Online grocery shopping app BigBasket is now facing a new challenge as an aftermath of its data breach incident of 2020.
Massive BigBasket Data Breach:
Back in December 2020, BigBasket had made major headlines for suffering a data breach attack at the hands of the ShinyHunters hacker group.
At that time, it was reported that the customer data of BigBasket was stolen by the ShinyHunters hacker group and was put up for sale for Rs30 lakh.
And now, it is being allegedly disclosed that the ShinyHunters hacker group has posted the illegally acquired BigBasket customer data in a public hacker forum on the dark web.
Sensitive user data leaked by ShinyHunters:
Security experts analyzing the data breach have disclosed that the leaked post comprises a total of 3.25 GB of databases.
The database reportedly comprises personal data of over 20 million BigBasket users. The database was allegedly posted on a dark web forum on Sunday, April 25, and remains public at the time of writing this article.
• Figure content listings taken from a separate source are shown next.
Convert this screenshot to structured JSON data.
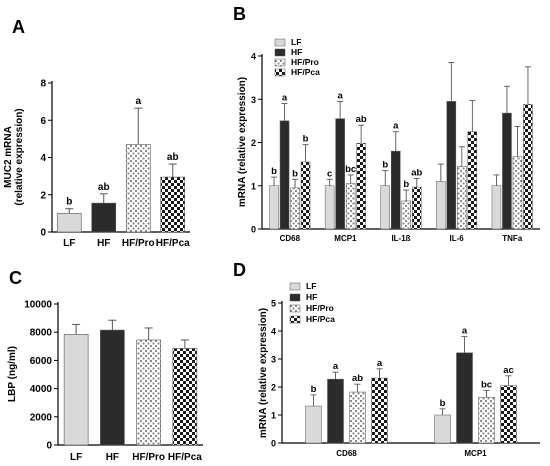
{
  "colors": {
    "lf": "#d9d9d9",
    "hf": "#2b2b2b",
    "axis": "#000000",
    "pattern_dark": "#1a1a1a"
  },
  "chart_data": [
    {
      "id": "A",
      "panel_label": "A",
      "type": "bar",
      "ylabel": "MUC2 mRNA\n(relative expression)",
      "ylim": [
        0,
        8
      ],
      "yticks": [
        "0",
        "2",
        "4",
        "6",
        "8"
      ],
      "categories": [
        "LF",
        "HF",
        "HF/Pro",
        "HF/Pca"
      ],
      "series": [
        {
          "styles": [
            "lf",
            "hf",
            "pro",
            "pca"
          ],
          "values": [
            1.0,
            1.55,
            4.7,
            2.95
          ],
          "errors": [
            0.25,
            0.5,
            1.95,
            0.7
          ],
          "letters": [
            "b",
            "ab",
            "a",
            "ab"
          ]
        }
      ],
      "grid": false,
      "legend": "none"
    },
    {
      "id": "B",
      "panel_label": "B",
      "type": "bar",
      "ylabel": "mRNA (relative expression)",
      "ylim": [
        0,
        4
      ],
      "yticks": [
        "0",
        "1",
        "2",
        "3",
        "4"
      ],
      "categories": [
        "CD68",
        "MCP1",
        "IL-1ß",
        "IL-6",
        "TNFa"
      ],
      "series": [
        {
          "name": "LF",
          "style": "lf",
          "values": [
            1.0,
            1.0,
            1.0,
            1.1,
            1.0
          ],
          "errors": [
            0.2,
            0.15,
            0.35,
            0.4,
            0.25
          ],
          "letters": [
            "b",
            "c",
            "b",
            "",
            ""
          ]
        },
        {
          "name": "HF",
          "style": "hf",
          "values": [
            2.5,
            2.55,
            1.8,
            2.95,
            2.68
          ],
          "errors": [
            0.4,
            0.4,
            0.45,
            0.9,
            0.62
          ],
          "letters": [
            "a",
            "a",
            "a",
            "",
            ""
          ]
        },
        {
          "name": "HF/Pro",
          "style": "pro",
          "values": [
            0.95,
            1.05,
            0.65,
            1.45,
            1.67
          ],
          "errors": [
            0.2,
            0.2,
            0.25,
            0.45,
            0.7
          ],
          "letters": [
            "b",
            "bc",
            "b",
            "",
            ""
          ]
        },
        {
          "name": "HF/Pca",
          "style": "pca",
          "values": [
            1.55,
            1.98,
            0.97,
            2.25,
            2.88
          ],
          "errors": [
            0.4,
            0.42,
            0.2,
            0.72,
            0.87
          ],
          "letters": [
            "b",
            "ab",
            "ab",
            "",
            ""
          ]
        }
      ],
      "grid": false,
      "legend": "top-left"
    },
    {
      "id": "C",
      "panel_label": "C",
      "type": "bar",
      "ylabel": "LBP (ng/ml)",
      "ylim": [
        0,
        10000
      ],
      "yticks": [
        "0",
        "2000",
        "4000",
        "6000",
        "8000",
        "10000"
      ],
      "categories": [
        "LF",
        "HF",
        "HF/Pro",
        "HF/Pca"
      ],
      "series": [
        {
          "styles": [
            "lf",
            "hf",
            "pro",
            "pca"
          ],
          "values": [
            7850,
            8150,
            7450,
            6850
          ],
          "errors": [
            700,
            700,
            850,
            600
          ],
          "letters": [
            "",
            "",
            "",
            ""
          ]
        }
      ],
      "grid": false,
      "legend": "none"
    },
    {
      "id": "D",
      "panel_label": "D",
      "type": "bar",
      "ylabel": "mRNA (relative expression)",
      "ylim": [
        0,
        5
      ],
      "yticks": [
        "0",
        "1",
        "2",
        "3",
        "4",
        "5"
      ],
      "categories": [
        "CD68",
        "MCP1"
      ],
      "series": [
        {
          "name": "LF",
          "style": "lf",
          "values": [
            1.32,
            1.0
          ],
          "errors": [
            0.4,
            0.22
          ],
          "letters": [
            "b",
            "b"
          ]
        },
        {
          "name": "HF",
          "style": "hf",
          "values": [
            2.28,
            3.22
          ],
          "errors": [
            0.25,
            0.58
          ],
          "letters": [
            "a",
            "a"
          ]
        },
        {
          "name": "HF/Pro",
          "style": "pro",
          "values": [
            1.82,
            1.63
          ],
          "errors": [
            0.28,
            0.25
          ],
          "letters": [
            "ab",
            "bc"
          ]
        },
        {
          "name": "HF/Pca",
          "style": "pca",
          "values": [
            2.32,
            2.05
          ],
          "errors": [
            0.33,
            0.35
          ],
          "letters": [
            "a",
            "ac"
          ]
        }
      ],
      "grid": false,
      "legend": "top-left"
    }
  ]
}
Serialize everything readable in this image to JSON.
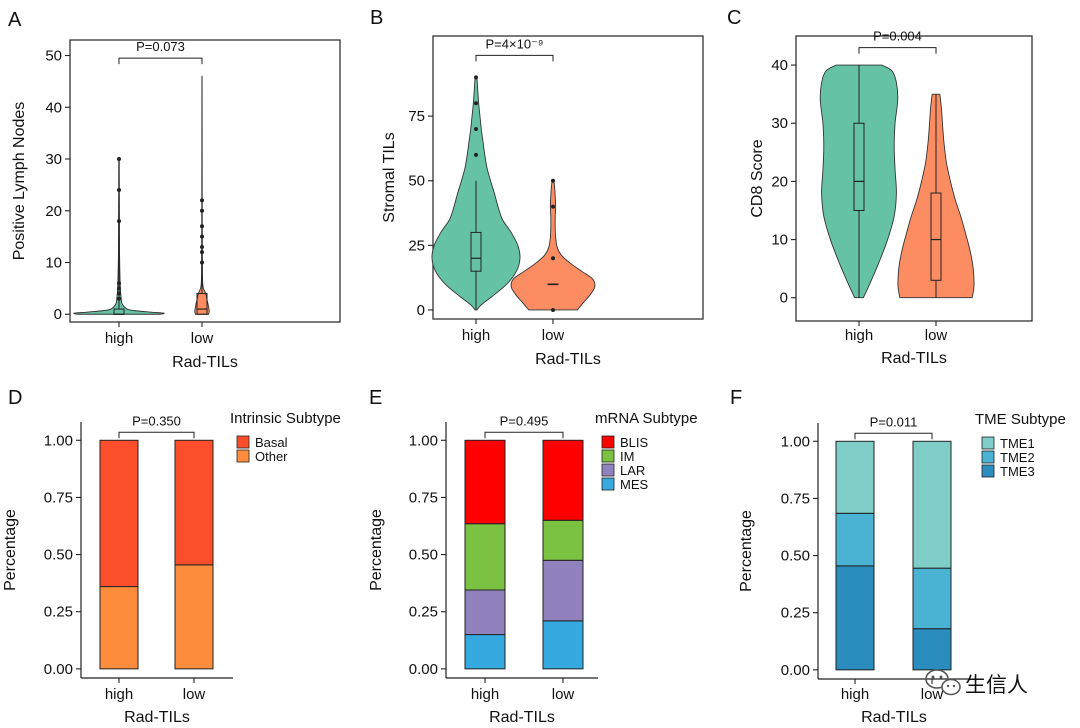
{
  "chart_data": [
    {
      "id": "A",
      "type": "violin",
      "letter": "A",
      "title": "",
      "ylabel": "Positive Lymph Nodes",
      "xlabel": "Rad-TILs",
      "categories": [
        "high",
        "low"
      ],
      "ylim": [
        -1.5,
        53
      ],
      "yticks": [
        0,
        10,
        20,
        30,
        40,
        50
      ],
      "y_tick_labels": [
        "0",
        "10",
        "20",
        "30",
        "40",
        "50"
      ],
      "colors": [
        "#66c2a5",
        "#fc8d62"
      ],
      "pvalue": "P=0.073",
      "bracket_y": 49.5,
      "violins": [
        {
          "profile": [
            [
              0,
              0.92
            ],
            [
              0.2,
              1
            ],
            [
              0.4,
              0.72
            ],
            [
              0.7,
              0.35
            ],
            [
              1,
              0.18
            ],
            [
              2,
              0.07
            ],
            [
              3,
              0.05
            ],
            [
              5,
              0.03
            ],
            [
              8,
              0.02
            ],
            [
              12,
              0.012
            ],
            [
              18,
              0.01
            ],
            [
              24,
              0.007
            ],
            [
              30,
              0.005
            ]
          ],
          "halfwidth": 45
        },
        {
          "profile": [
            [
              0,
              0.55
            ],
            [
              0.5,
              0.6
            ],
            [
              1,
              0.58
            ],
            [
              2,
              0.5
            ],
            [
              3,
              0.4
            ],
            [
              4,
              0.3
            ],
            [
              5,
              0.12
            ],
            [
              6,
              0.06
            ],
            [
              8,
              0.04
            ],
            [
              12,
              0.03
            ],
            [
              18,
              0.02
            ],
            [
              24,
              0.015
            ],
            [
              30,
              0.012
            ],
            [
              36,
              0.009
            ],
            [
              41,
              0.007
            ],
            [
              46,
              0.005
            ]
          ],
          "halfwidth": 12
        }
      ],
      "boxes": [
        {
          "q1": 0,
          "median": 0,
          "q3": 1,
          "whisker_low": 0,
          "whisker_high": 30
        },
        {
          "q1": 0,
          "median": 1,
          "q3": 4,
          "whisker_low": 0,
          "whisker_high": 46
        }
      ],
      "outliers": [
        [
          3,
          4,
          5,
          6,
          18,
          24,
          30
        ],
        [
          10,
          12,
          13,
          15,
          17,
          20,
          22
        ]
      ]
    },
    {
      "id": "B",
      "type": "violin",
      "letter": "B",
      "title": "",
      "ylabel": "Stromal TILs",
      "xlabel": "Rad-TILs",
      "categories": [
        "high",
        "low"
      ],
      "ylim": [
        -3.5,
        106
      ],
      "yticks": [
        0,
        25,
        50,
        75
      ],
      "y_tick_labels": [
        "0",
        "25",
        "50",
        "75"
      ],
      "colors": [
        "#66c2a5",
        "#fc8d62"
      ],
      "pvalue": "P=4×10⁻⁹",
      "bracket_y": 98.5,
      "violins": [
        {
          "profile": [
            [
              0,
              0.02
            ],
            [
              2,
              0.12
            ],
            [
              5,
              0.35
            ],
            [
              10,
              0.7
            ],
            [
              15,
              0.92
            ],
            [
              20,
              1.0
            ],
            [
              25,
              0.95
            ],
            [
              30,
              0.8
            ],
            [
              35,
              0.6
            ],
            [
              40,
              0.5
            ],
            [
              45,
              0.42
            ],
            [
              50,
              0.33
            ],
            [
              55,
              0.25
            ],
            [
              60,
              0.2
            ],
            [
              65,
              0.16
            ],
            [
              70,
              0.12
            ],
            [
              75,
              0.09
            ],
            [
              80,
              0.06
            ],
            [
              85,
              0.04
            ],
            [
              90,
              0.02
            ]
          ],
          "halfwidth": 44
        },
        {
          "profile": [
            [
              0,
              0.55
            ],
            [
              3,
              0.7
            ],
            [
              6,
              0.85
            ],
            [
              9,
              0.95
            ],
            [
              12,
              0.9
            ],
            [
              15,
              0.65
            ],
            [
              18,
              0.4
            ],
            [
              21,
              0.2
            ],
            [
              24,
              0.1
            ],
            [
              28,
              0.06
            ],
            [
              32,
              0.05
            ],
            [
              36,
              0.05
            ],
            [
              40,
              0.06
            ],
            [
              44,
              0.05
            ],
            [
              47,
              0.04
            ],
            [
              50,
              0.02
            ]
          ],
          "halfwidth": 44
        }
      ],
      "boxes": [
        {
          "q1": 15,
          "median": 20,
          "q3": 30,
          "whisker_low": 0,
          "whisker_high": 50
        },
        {
          "q1": 10,
          "median": 10,
          "q3": 10,
          "whisker_low": 10,
          "whisker_high": 10
        }
      ],
      "outliers": [
        [
          60,
          70,
          80,
          90
        ],
        [
          0,
          20,
          40,
          50
        ]
      ]
    },
    {
      "id": "C",
      "type": "violin",
      "letter": "C",
      "title": "",
      "ylabel": "CD8 Score",
      "xlabel": "Rad-TILs",
      "categories": [
        "high",
        "low"
      ],
      "ylim": [
        -4,
        45
      ],
      "yticks": [
        0,
        10,
        20,
        30,
        40
      ],
      "y_tick_labels": [
        "0",
        "10",
        "20",
        "30",
        "40"
      ],
      "colors": [
        "#66c2a5",
        "#fc8d62"
      ],
      "pvalue": "P=0.004",
      "bracket_y": 43,
      "violins": [
        {
          "profile": [
            [
              0,
              0.1
            ],
            [
              3,
              0.28
            ],
            [
              6,
              0.45
            ],
            [
              10,
              0.65
            ],
            [
              14,
              0.8
            ],
            [
              18,
              0.85
            ],
            [
              22,
              0.82
            ],
            [
              26,
              0.8
            ],
            [
              30,
              0.82
            ],
            [
              34,
              0.88
            ],
            [
              37,
              0.85
            ],
            [
              39,
              0.75
            ],
            [
              40,
              0.52
            ]
          ],
          "halfwidth": 44
        },
        {
          "profile": [
            [
              0,
              0.95
            ],
            [
              2,
              1.0
            ],
            [
              5,
              0.98
            ],
            [
              8,
              0.9
            ],
            [
              11,
              0.78
            ],
            [
              14,
              0.65
            ],
            [
              17,
              0.5
            ],
            [
              20,
              0.38
            ],
            [
              23,
              0.28
            ],
            [
              26,
              0.22
            ],
            [
              29,
              0.18
            ],
            [
              32,
              0.15
            ],
            [
              34,
              0.12
            ],
            [
              35,
              0.1
            ]
          ],
          "halfwidth": 38
        }
      ],
      "boxes": [
        {
          "q1": 15,
          "median": 20,
          "q3": 30,
          "whisker_low": 0,
          "whisker_high": 40
        },
        {
          "q1": 3,
          "median": 10,
          "q3": 18,
          "whisker_low": 0,
          "whisker_high": 35
        }
      ],
      "outliers": [
        [],
        []
      ]
    },
    {
      "id": "D",
      "type": "stacked_bar",
      "letter": "D",
      "title": "",
      "ylabel": "Percentage",
      "xlabel": "Rad-TILs",
      "categories": [
        "high",
        "low"
      ],
      "ylim": [
        -0.04,
        1.08
      ],
      "yticks": [
        0,
        0.25,
        0.5,
        0.75,
        1.0
      ],
      "y_tick_labels": [
        "0.00",
        "0.25",
        "0.50",
        "0.75",
        "1.00"
      ],
      "pvalue": "P=0.350",
      "legend_title": "Intrinsic Subtype",
      "legend_position": "right",
      "series": [
        {
          "name": "Basal",
          "color": "#fc4e2a",
          "values": [
            0.64,
            0.545
          ]
        },
        {
          "name": "Other",
          "color": "#fd8d3c",
          "values": [
            0.36,
            0.455
          ]
        }
      ],
      "stack_from_bottom": [
        "Other",
        "Basal"
      ]
    },
    {
      "id": "E",
      "type": "stacked_bar",
      "letter": "E",
      "title": "",
      "ylabel": "Percentage",
      "xlabel": "Rad-TILs",
      "categories": [
        "high",
        "low"
      ],
      "ylim": [
        -0.04,
        1.08
      ],
      "yticks": [
        0,
        0.25,
        0.5,
        0.75,
        1.0
      ],
      "y_tick_labels": [
        "0.00",
        "0.25",
        "0.50",
        "0.75",
        "1.00"
      ],
      "pvalue": "P=0.495",
      "legend_title": "mRNA Subtype",
      "legend_position": "right",
      "series": [
        {
          "name": "BLIS",
          "color": "#ff0000",
          "values": [
            0.365,
            0.35
          ]
        },
        {
          "name": "IM",
          "color": "#7cc242",
          "values": [
            0.29,
            0.175
          ]
        },
        {
          "name": "LAR",
          "color": "#9181bd",
          "values": [
            0.195,
            0.265
          ]
        },
        {
          "name": "MES",
          "color": "#36a9e1",
          "values": [
            0.15,
            0.21
          ]
        }
      ],
      "stack_from_bottom": [
        "MES",
        "LAR",
        "IM",
        "BLIS"
      ]
    },
    {
      "id": "F",
      "type": "stacked_bar",
      "letter": "F",
      "title": "",
      "ylabel": "Percentage",
      "xlabel": "Rad-TILs",
      "categories": [
        "high",
        "low"
      ],
      "ylim": [
        -0.04,
        1.08
      ],
      "yticks": [
        0,
        0.25,
        0.5,
        0.75,
        1.0
      ],
      "y_tick_labels": [
        "0.00",
        "0.25",
        "0.50",
        "0.75",
        "1.00"
      ],
      "pvalue": "P=0.011",
      "legend_title": "TME Subtype",
      "legend_position": "right",
      "series": [
        {
          "name": "TME1",
          "color": "#7ecdc6",
          "values": [
            0.315,
            0.555
          ]
        },
        {
          "name": "TME2",
          "color": "#4ab3d3",
          "values": [
            0.23,
            0.265
          ]
        },
        {
          "name": "TME3",
          "color": "#2b8cbe",
          "values": [
            0.455,
            0.18
          ]
        }
      ],
      "stack_from_bottom": [
        "TME3",
        "TME2",
        "TME1"
      ]
    }
  ],
  "watermark": {
    "icon": "wechat-icon",
    "text": "生信人"
  }
}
This database contains vital, sensitive user data such as phone numbers, email IDs, private addresses, Date Of Births among other identifiers, and personal information.
It is especially concerning that this kind of data can be easily compromised to deploy identity theft attacks, malware attacks, ransomware attacks, stalkerware and spyware attacks, and other malicious attacks.
The ShinyHunters hacker group had formerly dispensed the stolen data for sale when the data breach had initially been disclosed back in December 2020.
Acknowledging the wide-scale data breach, the grocery shopping application organization had filed a first information report with the cyber police.
As far as alerting its customers, BigBasket is urging users to update their application details and credentials to mitigate any advanced cyber-risks.
The data breach is allegedly under investigation at the moment while the grocery shopping application organization is intending to adopt better security measures abhorring the data breach.